Chamberlin v. Ivens

Decision Date01 November 1922
PartiesGEORGE D. CHAMBERLIN, Respondent, v. G. E. IVENS, Appellant
CourtIdaho Supreme Court

CONDITIONAL SALE CONTRACT-WHEN CONDITIONS ARE CONCURRENT AND RECIPROCAL-WHAT PURCHASER MUST ALLEGE AND PROVE IN ORDER TO TERMINATE CONTRACT AND RECOVER PURCHASE MONEY PAID-WAIVER OF FORFEITURE - MAY BE EXPRESS OR IMPLIED - SUBSEQUENT RIGHTS OF PARTIES-HOW DETERMINED.

1. Where a conditional sale contract of a Carey entryman requires him to procure a government patent within a year and the purchaser to make a deferred payment within the same time, these conditions are concurrent and reciprocal, and neither can forfeit the rights of the other for failure to perform while he is himself in default.

2. Under such a contract, the purchaser who has gone into possession, in order to recover the payments made for a default on the part of the vendor to secure patent within the stipulated time, must allege and prove that he is ready, able and willing to perform on his part, and offer to restore the vendor to the status quo, as nearly as may be.

3. Neither party to a conditional sale contract of real estate containing concurrent and reciprocal obligations can, after his default for failure to perform, put the other party in any less favorable position as to the time and manner of performing than such other party had under the terms of the original agreement.

APPEAL from the District Court of the Sixth Judicial District, for Butte County. Hon. Ralph W. Adair, Judge.

Action to recover money paid on a contract to purchase land. Judgment for plaintiff, and defendant appeals. Reversed and remanded.

Reversed and remanded, with instructions. Costs awarded to appellant.

E. J. Dockery, for Appellant.

A party to a contract, who has knowledge of facts which would justify him in rescinding it, but who thereafter seeks and obtains indulgence in respect to the time or obligations under the contract, or an extension of time for making stipulated payments, thereby waives his right to rescission, for this amounts not only to a recognition of the contract as subsisting and binding, but is in effect a modification of its terms by mutual agreement. (Block on Res. and Can., sec. 602, p. 1392; Delano v. Jacoby, 96 Cal. 275, 31 Am. St. 201, 31 P. 290; Bourke v. Kissack, 242 Ill. 233, 89 N.E. 990, 26 L. R. A., N. S., 226; T. Wilce Co. v. Kelly Shingle Co., 130 Mich. 319, 89 N.W. 951; Parsons v. Mickinley, 56 Minn. 464, 57 N.W. 1134; Crooks v. Nippolt, 44 Minn. 239, 46 N.W. 349; Hewitt v. Andrews, 69 Ore. 581, 140 P. 437; C. J. Huebel Co. v. Leaper, 188 F. 769.)

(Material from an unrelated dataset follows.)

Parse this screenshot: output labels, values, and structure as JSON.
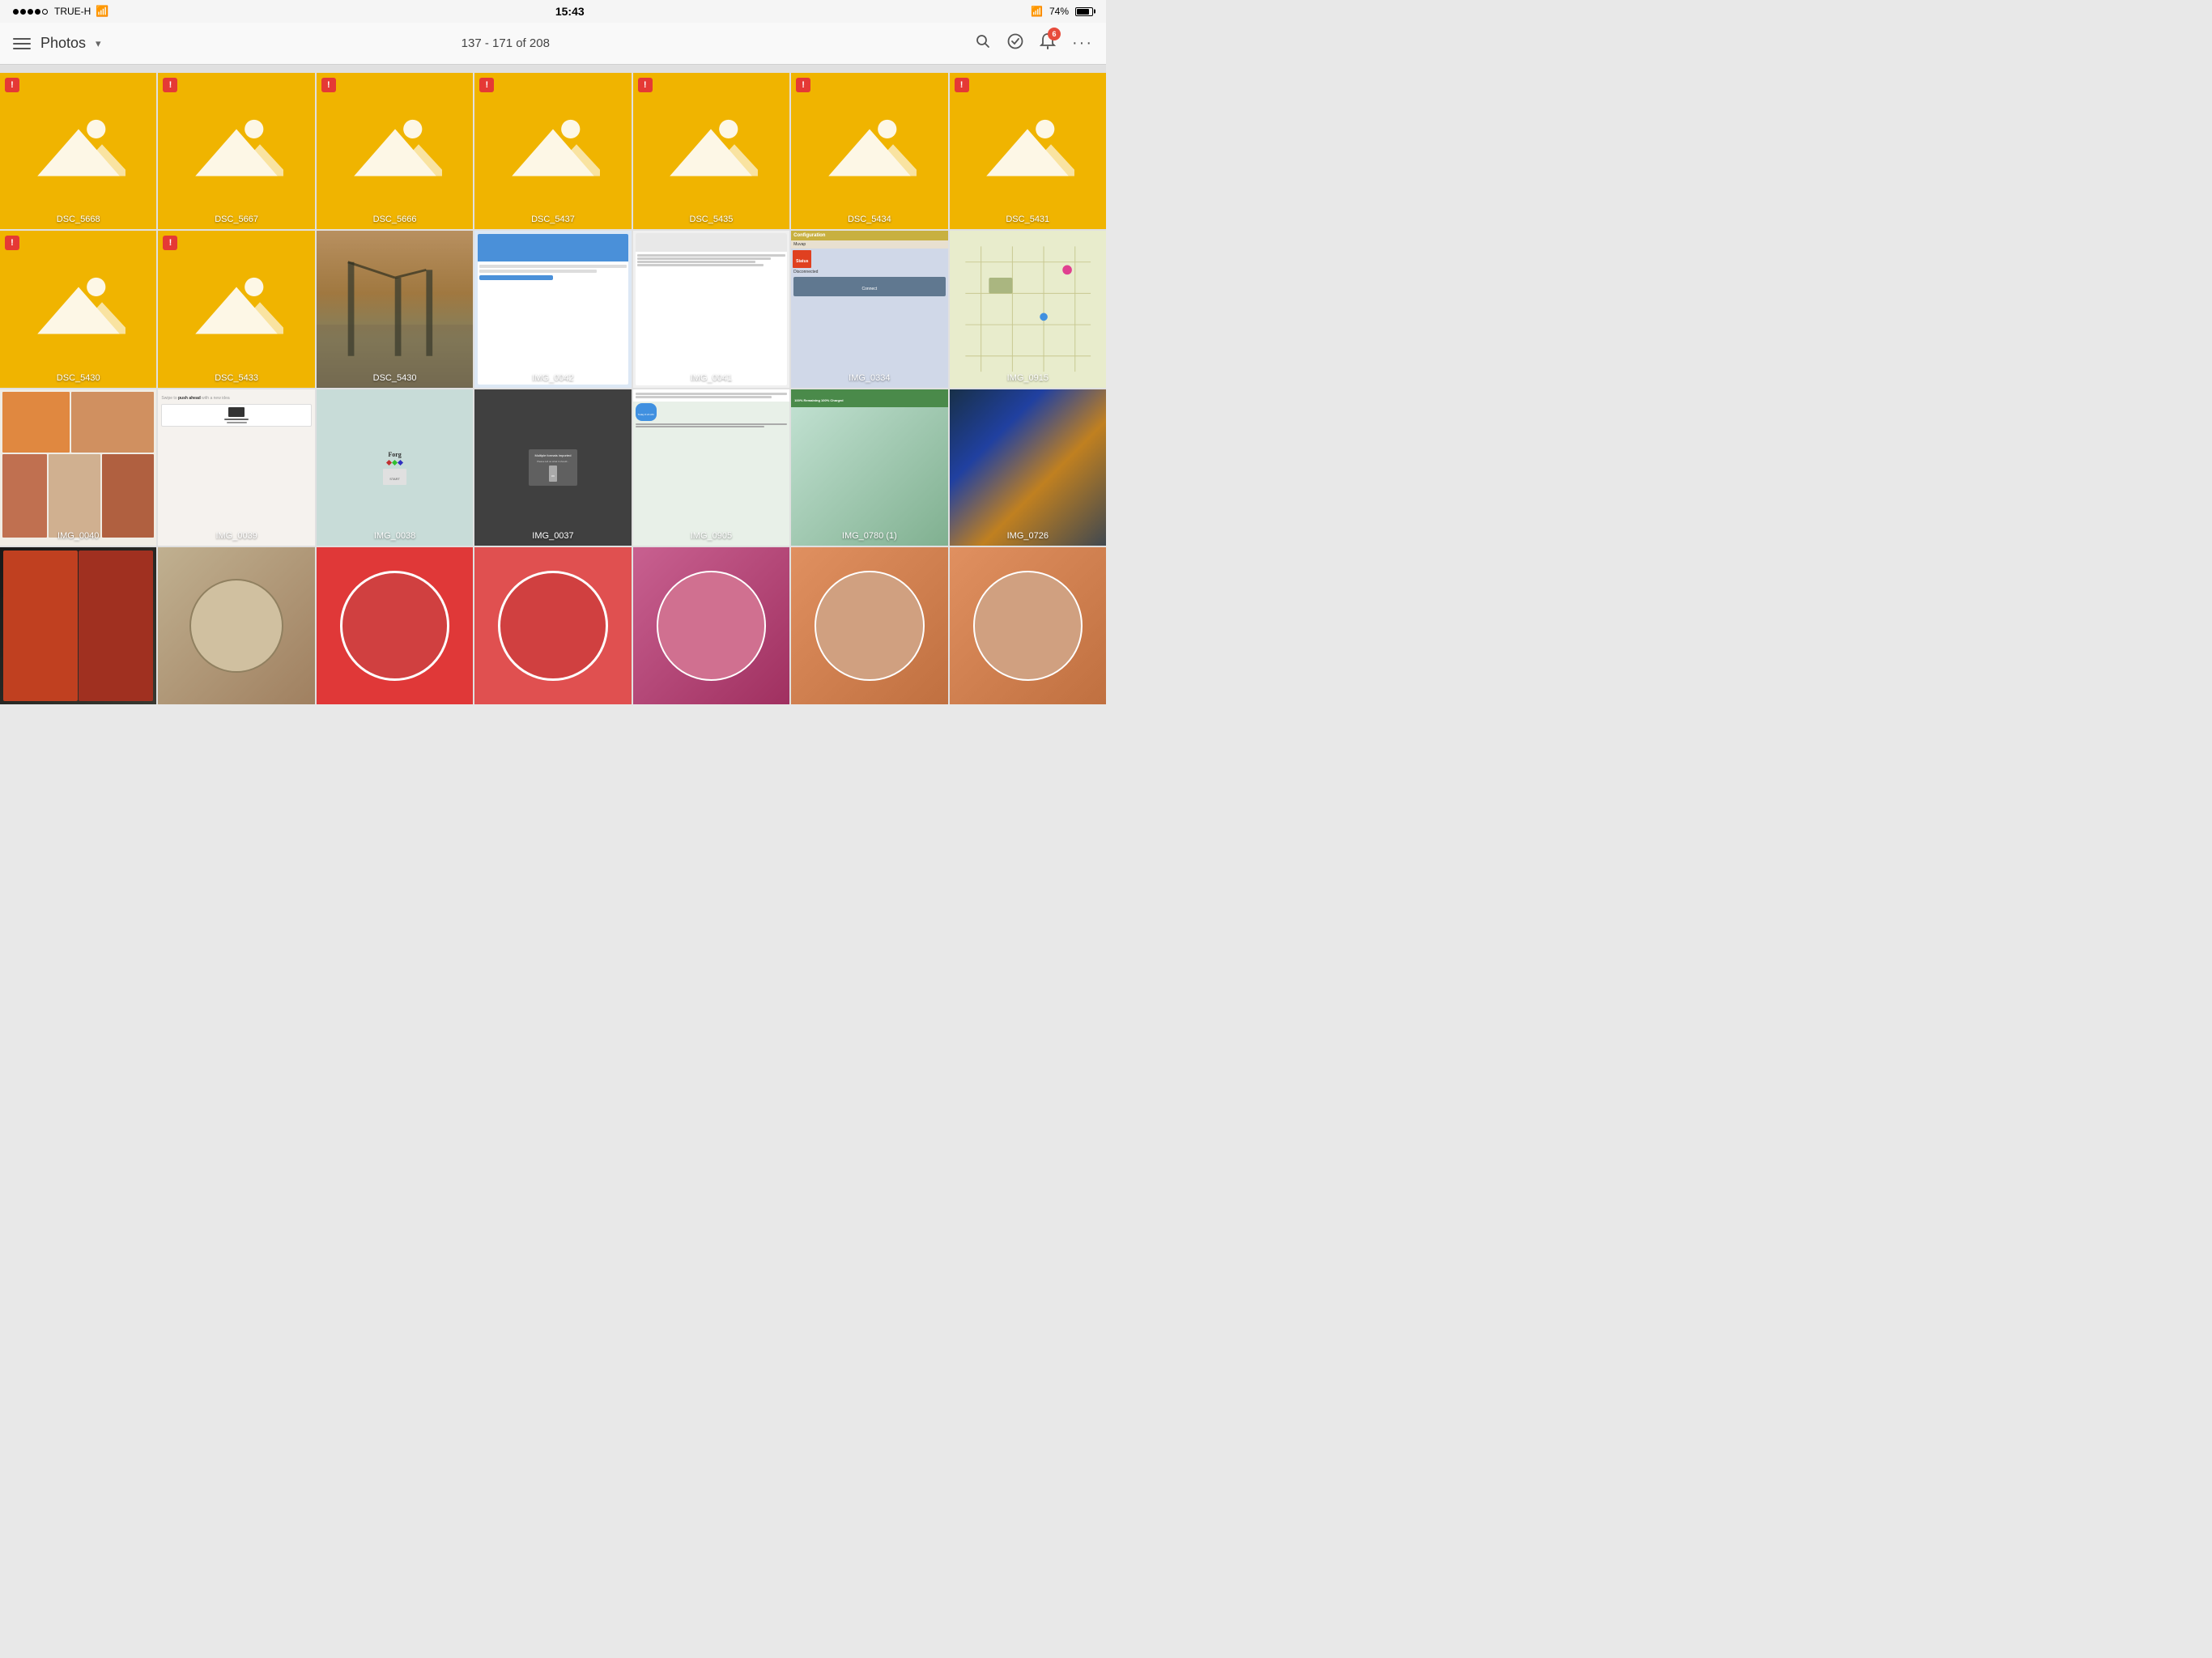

Purchaser must act promptly upon his right to rescind or he loses the right. (Faulkner v. Wassmer, 77 N.J. Eq. 537, 77 A. 341, 30 L. R. A. 872.)

Delay when coupled with affirmative acts on his part recognizing the validity of the contract or its binding effect is conclusive evidence of a waiver of his right to rescind, unless explained by him. (Scheftel v. Hays, 58 F. 457, 7 C. C. A. 308; Crooks v. Nippolt, supra; Hewitt v. Andrews, supra; Marshall v. Gilman, 47 Minn. 131, 49 N.W. 688; Hunt v. Blanton, 89 Ind. 38; Bennett v. Hickey, 112 Mich. 379, 70 N.W. 900; Wilson v. Sunnyside Orchard Co., 33 Idaho 501, 196 P. 302.)

It is a condition precedent, declared by all courts, that before a plaintiff may bring a law action to recover back payments made upon a contract of purchase he must in advance restore or offer to restore to the defendant the property involved. A clearly defined distinction is drawn between the obligations of plaintiff in a suit in equity brought to obtain a decree of rescission of a contract and an action at law by a plaintiff who on his own motion rescinds the contract and sues for return of money paid on the contract. (Gamblin v. Dickson, 18 Idaho 734, 112 P. 213; 24 Am. & Eng. Ency. of Law, 621; Hayton v. Clemans, 30 Idaho 25, 165 P. 994; Luddington v. Patton, 111 Wis. 208, 86 N.W. 571.)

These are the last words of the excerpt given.